Our resource draws together concepts and ideas scattered in hundreds of scientific journals and derived from thousands of articles that impinge in some way on integrative neuroendocrine immunology and immunophysiology.

PHILOSOPHY and Brief History

the brain immune interfaceThe brain and the immune system, or the “supersystems” (a term coined by Tomio Tada), are the two major adaptive systems of the body.

However, one of the paradoxes of medical sciences is building boundaries between disciplines and drawing dividing lines between research fields.

The immune system has been often regarded as autonomous. Neurosciences and immunology developed independently for many years, and the question of how the brain communicates with the immune system remained enigmatic until fairly recently.

The more we share knowledge, the easier it is to break down barriers between scientific areas.

It was probably Galen who first integrated the ‘immune system’ or ‘cancer’ with the person’s emotional and physiologic processes – circa 200 A.D. he wrote that melancholic women were more prone to develop ‘swellings’ of the breasts than were sanguine women.

Caleb Hillier Parry provided the first description of hyperthyroidism following stress. In August 1803 Caleb Parry’s patient, 21-year-old Elizabeth S., was pushed down the stairs in an out-of control wheelchair. From that time, it was said, she was “subject to palpitations of the heart and nervous troubles”. At the time she was “very much frightened, though not much hurt, but two weeks later she began to observe a swelling of her thyroid gland”.

But only the early 20th century brought the birth of modern neurosciences and immunology and the birth of stress research, when Walter Cannon and Hans Selye introduced the ‘Fight-or-Flight Response’ and  the stress concept.

Later during the 20th century the evidence accumulated over several decades indicates that the central nervous system (CNS) receives messages from the immune system and vice versa messages from the brain regulate immune functions.

The reader will find more detailed information about the major figures, events, concepts and ideas that eventually brought together the fields of neuroscience, endocrinology and immunology in our ‘History’ section.

MISSION

BrainImmune’s aim is to narrow the information and conceptual gap at the interface of neurosciences and immunology. Our mission is to promote the progress, communication and collaborations in neuroendocrine immunology and stress-immunity research, and to speed up innovation in this vast interdisciplinary area.

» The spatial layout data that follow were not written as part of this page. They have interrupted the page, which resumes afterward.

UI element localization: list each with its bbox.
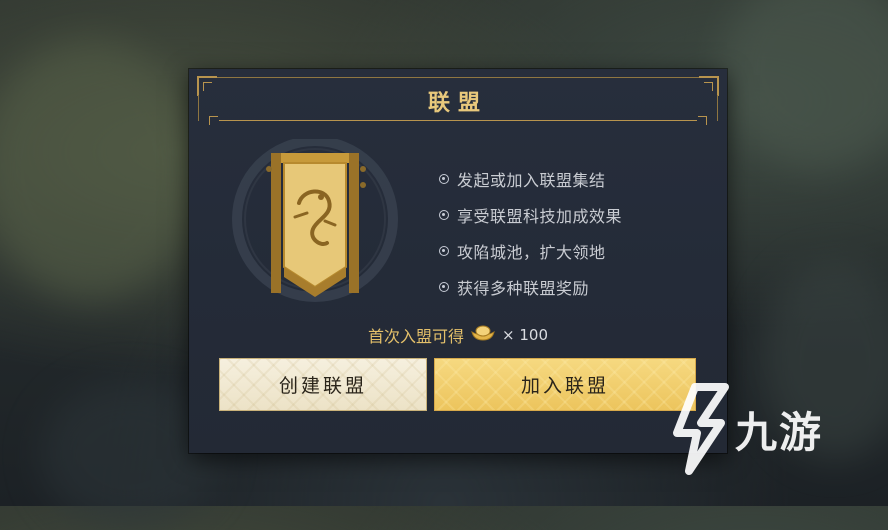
reward-quantity: × 100 xyxy=(502,326,548,344)
bullet-icon xyxy=(439,246,449,256)
list-item: 获得多种联盟奖励 xyxy=(439,269,622,305)
benefit-text: 发起或加入联盟集结 xyxy=(457,171,606,190)
create-alliance-button[interactable]: 创建联盟 xyxy=(219,358,427,411)
title-divider xyxy=(209,116,707,125)
alliance-dialog: 联盟 发起或加入联盟集结 享受联盟科技加成效果 攻陷城池，扩大领地 获得多种联盟… xyxy=(189,69,727,453)
reward-label: 首次入盟可得 xyxy=(368,327,465,346)
benefit-text: 获得多种联盟奖励 xyxy=(457,279,590,298)
dialog-title: 联盟 xyxy=(427,90,488,116)
list-item: 攻陷城池，扩大领地 xyxy=(439,233,622,269)
benefit-list: 发起或加入联盟集结 享受联盟科技加成效果 攻陷城池，扩大领地 获得多种联盟奖励 xyxy=(439,161,622,305)
first-join-reward: 首次入盟可得 × 100 xyxy=(189,323,727,347)
frame-top-border xyxy=(217,77,699,78)
gold-ingot-icon xyxy=(470,324,496,346)
benefit-text: 攻陷城池，扩大领地 xyxy=(457,243,606,262)
bullet-icon xyxy=(439,174,449,184)
watermark-logo-icon xyxy=(673,383,729,475)
bullet-icon xyxy=(439,210,449,220)
join-alliance-button[interactable]: 加入联盟 xyxy=(434,358,696,411)
site-watermark: 九游 xyxy=(665,383,855,475)
watermark-text: 九游 xyxy=(735,408,824,457)
alliance-banner-emblem xyxy=(229,136,409,309)
bullet-icon xyxy=(439,282,449,292)
list-item: 发起或加入联盟集结 xyxy=(439,161,622,197)
list-item: 享受联盟科技加成效果 xyxy=(439,197,622,233)
benefit-text: 享受联盟科技加成效果 xyxy=(457,207,623,226)
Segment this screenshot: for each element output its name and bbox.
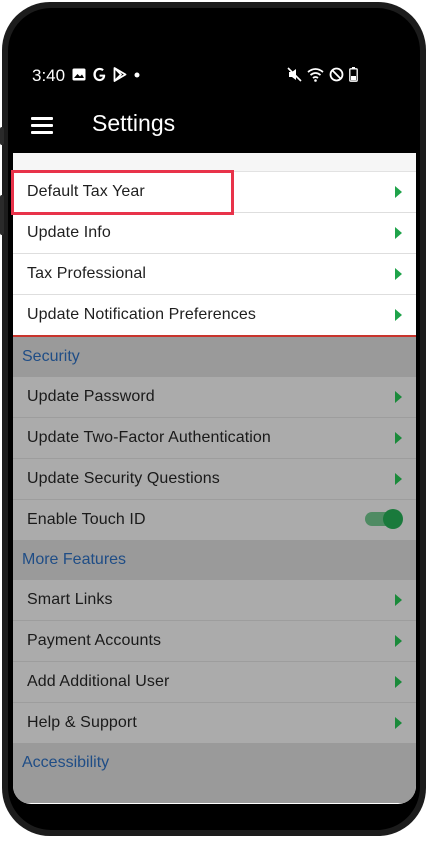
google-icon (93, 67, 106, 82)
status-icons-left (72, 67, 141, 82)
settings-item-label: Enable Touch ID (27, 511, 146, 528)
chevron-right-icon (395, 186, 402, 198)
status-bar: 3:40 (13, 52, 416, 97)
do-not-disturb-icon (329, 67, 344, 82)
dimmed-overlay-region: Security Update Password Update Two-Fact… (13, 337, 416, 803)
settings-item-label: Payment Accounts (27, 632, 162, 649)
settings-item-label: Default Tax Year (27, 183, 145, 200)
settings-item-label: Add Additional User (27, 673, 170, 690)
app-bar: Settings (13, 97, 416, 153)
section-title: Security (22, 348, 80, 365)
chevron-right-icon (395, 594, 402, 606)
status-time: 3:40 (32, 66, 66, 85)
chevron-right-icon (395, 391, 402, 403)
chevron-right-icon (395, 676, 402, 688)
settings-item-security-questions[interactable]: Update Security Questions (13, 459, 416, 500)
page-title: Settings (92, 110, 176, 136)
device-screen: 3:40 Settings Default Tax Year Update In… (13, 52, 416, 804)
settings-item-label: Update Info (27, 224, 111, 241)
settings-item-touch-id: Enable Touch ID (13, 500, 416, 540)
section-title: More Features (22, 551, 127, 568)
dot-icon (134, 72, 140, 77)
settings-item-help-support[interactable]: Help & Support (13, 703, 416, 743)
settings-item-two-factor[interactable]: Update Two-Factor Authentication (13, 418, 416, 459)
status-icons-right (287, 67, 358, 82)
phone-volume-button (0, 195, 4, 235)
list-top-spacer (13, 153, 416, 172)
settings-item-label: Help & Support (27, 714, 137, 731)
settings-item-label: Tax Professional (27, 265, 146, 282)
section-header-accessibility: Accessibility (13, 743, 416, 803)
section-header-security: Security (13, 337, 416, 377)
chevron-right-icon (395, 432, 402, 444)
chevron-right-icon (395, 309, 402, 321)
section-title: Accessibility (22, 754, 110, 771)
image-icon (72, 68, 86, 81)
settings-item-label: Update Two-Factor Authentication (27, 429, 271, 446)
chevron-right-icon (395, 227, 402, 239)
settings-item-update-password[interactable]: Update Password (13, 377, 416, 418)
chevron-right-icon (395, 268, 402, 280)
wifi-icon (307, 68, 324, 82)
phone-side-button (0, 127, 4, 145)
settings-list: Default Tax Year Update Info Tax Profess… (13, 153, 416, 804)
battery-icon (349, 67, 358, 82)
settings-item-label: Smart Links (27, 591, 113, 608)
settings-item-tax-professional[interactable]: Tax Professional (13, 254, 416, 295)
chevron-right-icon (395, 473, 402, 485)
settings-item-notification-preferences[interactable]: Update Notification Preferences (13, 295, 416, 335)
settings-item-label: Update Password (27, 388, 155, 405)
play-store-icon (113, 67, 127, 82)
settings-item-smart-links[interactable]: Smart Links (13, 580, 416, 621)
section-header-more-features: More Features (13, 540, 416, 580)
menu-icon[interactable] (31, 117, 53, 134)
chevron-right-icon (395, 635, 402, 647)
mute-icon (287, 67, 302, 82)
chevron-right-icon (395, 717, 402, 729)
settings-item-label: Update Notification Preferences (27, 306, 256, 323)
settings-item-payment-accounts[interactable]: Payment Accounts (13, 621, 416, 662)
touch-id-toggle[interactable] (365, 509, 403, 529)
settings-item-update-info[interactable]: Update Info (13, 213, 416, 254)
settings-item-add-user[interactable]: Add Additional User (13, 662, 416, 703)
toggle-knob (383, 509, 403, 529)
settings-item-default-tax-year[interactable]: Default Tax Year (13, 172, 416, 213)
settings-item-label: Update Security Questions (27, 470, 220, 487)
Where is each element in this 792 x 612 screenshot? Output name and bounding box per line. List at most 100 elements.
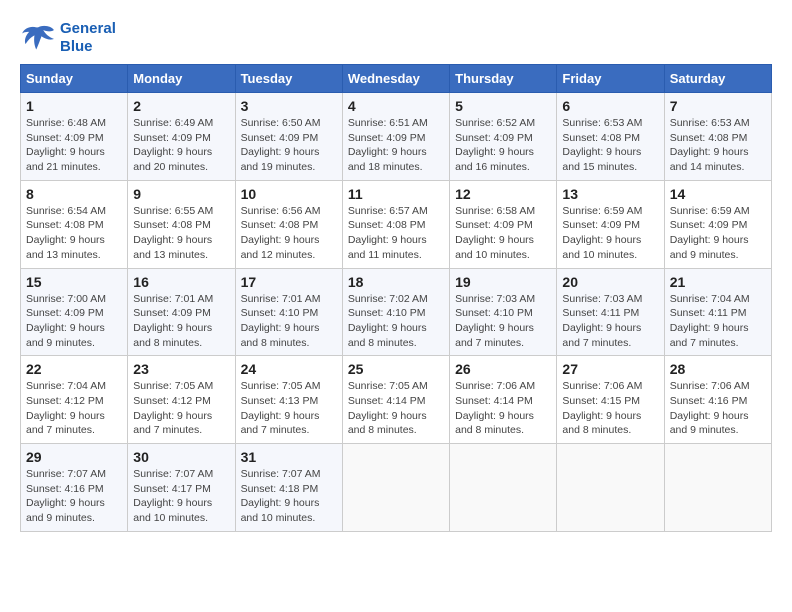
- weekday-header-saturday: Saturday: [664, 65, 771, 93]
- calendar-cell: 3 Sunrise: 6:50 AMSunset: 4:09 PMDayligh…: [235, 93, 342, 181]
- weekday-header-wednesday: Wednesday: [342, 65, 449, 93]
- day-number: 25: [348, 361, 444, 377]
- day-info: Sunrise: 7:03 AMSunset: 4:10 PMDaylight:…: [455, 293, 535, 349]
- day-number: 5: [455, 98, 551, 114]
- day-info: Sunrise: 6:53 AMSunset: 4:08 PMDaylight:…: [670, 117, 750, 173]
- day-number: 12: [455, 186, 551, 202]
- day-info: Sunrise: 7:04 AMSunset: 4:12 PMDaylight:…: [26, 380, 106, 436]
- calendar-cell: 16 Sunrise: 7:01 AMSunset: 4:09 PMDaylig…: [128, 268, 235, 356]
- day-info: Sunrise: 7:04 AMSunset: 4:11 PMDaylight:…: [670, 293, 750, 349]
- day-info: Sunrise: 7:07 AMSunset: 4:16 PMDaylight:…: [26, 468, 106, 524]
- day-info: Sunrise: 7:06 AMSunset: 4:15 PMDaylight:…: [562, 380, 642, 436]
- day-info: Sunrise: 7:00 AMSunset: 4:09 PMDaylight:…: [26, 293, 106, 349]
- weekday-header-sunday: Sunday: [21, 65, 128, 93]
- calendar-cell: 26 Sunrise: 7:06 AMSunset: 4:14 PMDaylig…: [450, 356, 557, 444]
- calendar-cell: 14 Sunrise: 6:59 AMSunset: 4:09 PMDaylig…: [664, 180, 771, 268]
- week-row-5: 29 Sunrise: 7:07 AMSunset: 4:16 PMDaylig…: [21, 444, 772, 532]
- day-info: Sunrise: 7:07 AMSunset: 4:17 PMDaylight:…: [133, 468, 213, 524]
- day-info: Sunrise: 6:57 AMSunset: 4:08 PMDaylight:…: [348, 205, 428, 261]
- calendar-cell: 5 Sunrise: 6:52 AMSunset: 4:09 PMDayligh…: [450, 93, 557, 181]
- calendar-cell: 31 Sunrise: 7:07 AMSunset: 4:18 PMDaylig…: [235, 444, 342, 532]
- day-info: Sunrise: 7:05 AMSunset: 4:12 PMDaylight:…: [133, 380, 213, 436]
- calendar-cell: 25 Sunrise: 7:05 AMSunset: 4:14 PMDaylig…: [342, 356, 449, 444]
- header: General Blue: [20, 20, 772, 56]
- day-info: Sunrise: 6:51 AMSunset: 4:09 PMDaylight:…: [348, 117, 428, 173]
- day-number: 7: [670, 98, 766, 114]
- day-info: Sunrise: 7:06 AMSunset: 4:16 PMDaylight:…: [670, 380, 750, 436]
- day-number: 23: [133, 361, 229, 377]
- day-info: Sunrise: 6:55 AMSunset: 4:08 PMDaylight:…: [133, 205, 213, 261]
- day-number: 27: [562, 361, 658, 377]
- weekday-header-friday: Friday: [557, 65, 664, 93]
- day-info: Sunrise: 6:58 AMSunset: 4:09 PMDaylight:…: [455, 205, 535, 261]
- calendar-cell: 12 Sunrise: 6:58 AMSunset: 4:09 PMDaylig…: [450, 180, 557, 268]
- day-info: Sunrise: 7:02 AMSunset: 4:10 PMDaylight:…: [348, 293, 428, 349]
- day-number: 28: [670, 361, 766, 377]
- logo-text: General Blue: [60, 20, 116, 56]
- day-info: Sunrise: 6:50 AMSunset: 4:09 PMDaylight:…: [241, 117, 321, 173]
- day-info: Sunrise: 6:48 AMSunset: 4:09 PMDaylight:…: [26, 117, 106, 173]
- logo: General Blue: [20, 20, 116, 56]
- day-info: Sunrise: 7:06 AMSunset: 4:14 PMDaylight:…: [455, 380, 535, 436]
- week-row-1: 1 Sunrise: 6:48 AMSunset: 4:09 PMDayligh…: [21, 93, 772, 181]
- calendar-cell: 15 Sunrise: 7:00 AMSunset: 4:09 PMDaylig…: [21, 268, 128, 356]
- logo-icon: [20, 23, 56, 53]
- calendar-cell: 19 Sunrise: 7:03 AMSunset: 4:10 PMDaylig…: [450, 268, 557, 356]
- calendar-cell: 30 Sunrise: 7:07 AMSunset: 4:17 PMDaylig…: [128, 444, 235, 532]
- week-row-4: 22 Sunrise: 7:04 AMSunset: 4:12 PMDaylig…: [21, 356, 772, 444]
- calendar-cell: [450, 444, 557, 532]
- day-number: 9: [133, 186, 229, 202]
- day-info: Sunrise: 6:49 AMSunset: 4:09 PMDaylight:…: [133, 117, 213, 173]
- calendar-cell: 27 Sunrise: 7:06 AMSunset: 4:15 PMDaylig…: [557, 356, 664, 444]
- day-number: 6: [562, 98, 658, 114]
- day-number: 17: [241, 274, 337, 290]
- calendar-cell: 28 Sunrise: 7:06 AMSunset: 4:16 PMDaylig…: [664, 356, 771, 444]
- day-number: 4: [348, 98, 444, 114]
- day-info: Sunrise: 7:01 AMSunset: 4:09 PMDaylight:…: [133, 293, 213, 349]
- week-row-2: 8 Sunrise: 6:54 AMSunset: 4:08 PMDayligh…: [21, 180, 772, 268]
- day-info: Sunrise: 6:59 AMSunset: 4:09 PMDaylight:…: [562, 205, 642, 261]
- day-number: 26: [455, 361, 551, 377]
- calendar-cell: 7 Sunrise: 6:53 AMSunset: 4:08 PMDayligh…: [664, 93, 771, 181]
- day-number: 2: [133, 98, 229, 114]
- calendar-cell: 17 Sunrise: 7:01 AMSunset: 4:10 PMDaylig…: [235, 268, 342, 356]
- calendar-cell: [664, 444, 771, 532]
- weekday-header-row: SundayMondayTuesdayWednesdayThursdayFrid…: [21, 65, 772, 93]
- calendar-cell: 29 Sunrise: 7:07 AMSunset: 4:16 PMDaylig…: [21, 444, 128, 532]
- calendar-cell: 9 Sunrise: 6:55 AMSunset: 4:08 PMDayligh…: [128, 180, 235, 268]
- day-info: Sunrise: 6:59 AMSunset: 4:09 PMDaylight:…: [670, 205, 750, 261]
- calendar-cell: 23 Sunrise: 7:05 AMSunset: 4:12 PMDaylig…: [128, 356, 235, 444]
- calendar-cell: 18 Sunrise: 7:02 AMSunset: 4:10 PMDaylig…: [342, 268, 449, 356]
- calendar-cell: [557, 444, 664, 532]
- day-number: 29: [26, 449, 122, 465]
- day-info: Sunrise: 7:05 AMSunset: 4:13 PMDaylight:…: [241, 380, 321, 436]
- day-number: 1: [26, 98, 122, 114]
- day-number: 20: [562, 274, 658, 290]
- calendar-cell: 6 Sunrise: 6:53 AMSunset: 4:08 PMDayligh…: [557, 93, 664, 181]
- weekday-header-tuesday: Tuesday: [235, 65, 342, 93]
- day-number: 31: [241, 449, 337, 465]
- day-number: 3: [241, 98, 337, 114]
- day-number: 8: [26, 186, 122, 202]
- calendar-cell: 8 Sunrise: 6:54 AMSunset: 4:08 PMDayligh…: [21, 180, 128, 268]
- day-number: 16: [133, 274, 229, 290]
- day-info: Sunrise: 6:54 AMSunset: 4:08 PMDaylight:…: [26, 205, 106, 261]
- calendar-cell: 4 Sunrise: 6:51 AMSunset: 4:09 PMDayligh…: [342, 93, 449, 181]
- calendar-cell: 1 Sunrise: 6:48 AMSunset: 4:09 PMDayligh…: [21, 93, 128, 181]
- day-info: Sunrise: 7:05 AMSunset: 4:14 PMDaylight:…: [348, 380, 428, 436]
- day-number: 13: [562, 186, 658, 202]
- calendar-cell: 13 Sunrise: 6:59 AMSunset: 4:09 PMDaylig…: [557, 180, 664, 268]
- day-number: 10: [241, 186, 337, 202]
- weekday-header-monday: Monday: [128, 65, 235, 93]
- day-number: 15: [26, 274, 122, 290]
- day-number: 14: [670, 186, 766, 202]
- day-info: Sunrise: 6:56 AMSunset: 4:08 PMDaylight:…: [241, 205, 321, 261]
- calendar-cell: [342, 444, 449, 532]
- calendar-table: SundayMondayTuesdayWednesdayThursdayFrid…: [20, 64, 772, 532]
- calendar-body: 1 Sunrise: 6:48 AMSunset: 4:09 PMDayligh…: [21, 93, 772, 532]
- calendar-cell: 2 Sunrise: 6:49 AMSunset: 4:09 PMDayligh…: [128, 93, 235, 181]
- day-number: 22: [26, 361, 122, 377]
- day-info: Sunrise: 6:53 AMSunset: 4:08 PMDaylight:…: [562, 117, 642, 173]
- day-info: Sunrise: 7:01 AMSunset: 4:10 PMDaylight:…: [241, 293, 321, 349]
- day-info: Sunrise: 6:52 AMSunset: 4:09 PMDaylight:…: [455, 117, 535, 173]
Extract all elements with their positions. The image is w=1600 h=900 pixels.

Our goal is to advance a new field in medical science that has great potential and significance.

EDUCATION

Concepts discussed here represent recent advances in the field; they are not available in medical textbooks, and, as a general rule, not taught at medical schools. Thus, the BrainImmune resource might serve not only as a useful foundation of knowledge for researchers & medical professionals, but also as an important educational tool for medical and PhDs students or postdoctoral research scientists and trainees worldwide.

STRESS and Stress-Immune Interactions

According to the American Institute of Stress, ‘stress’ is America’s #1 health problem, whereas two-thirds of all office visits to family physicians are due to stress-related symptoms (cf. the American Academy of Family Physicians).

Stress like relativity is a scientific concept, which has suffered from the mixed blessing of being too well known and too little understood

– Hans Selye, 1980

BrainImmune is the first site covering stress-immune interactions, the interface of stress and immunity and the impact of stress on health and disease – an often overlooked and not quite understood area.

We feature over 100 articles in this area, with more than 25 articles related to stress and cancer.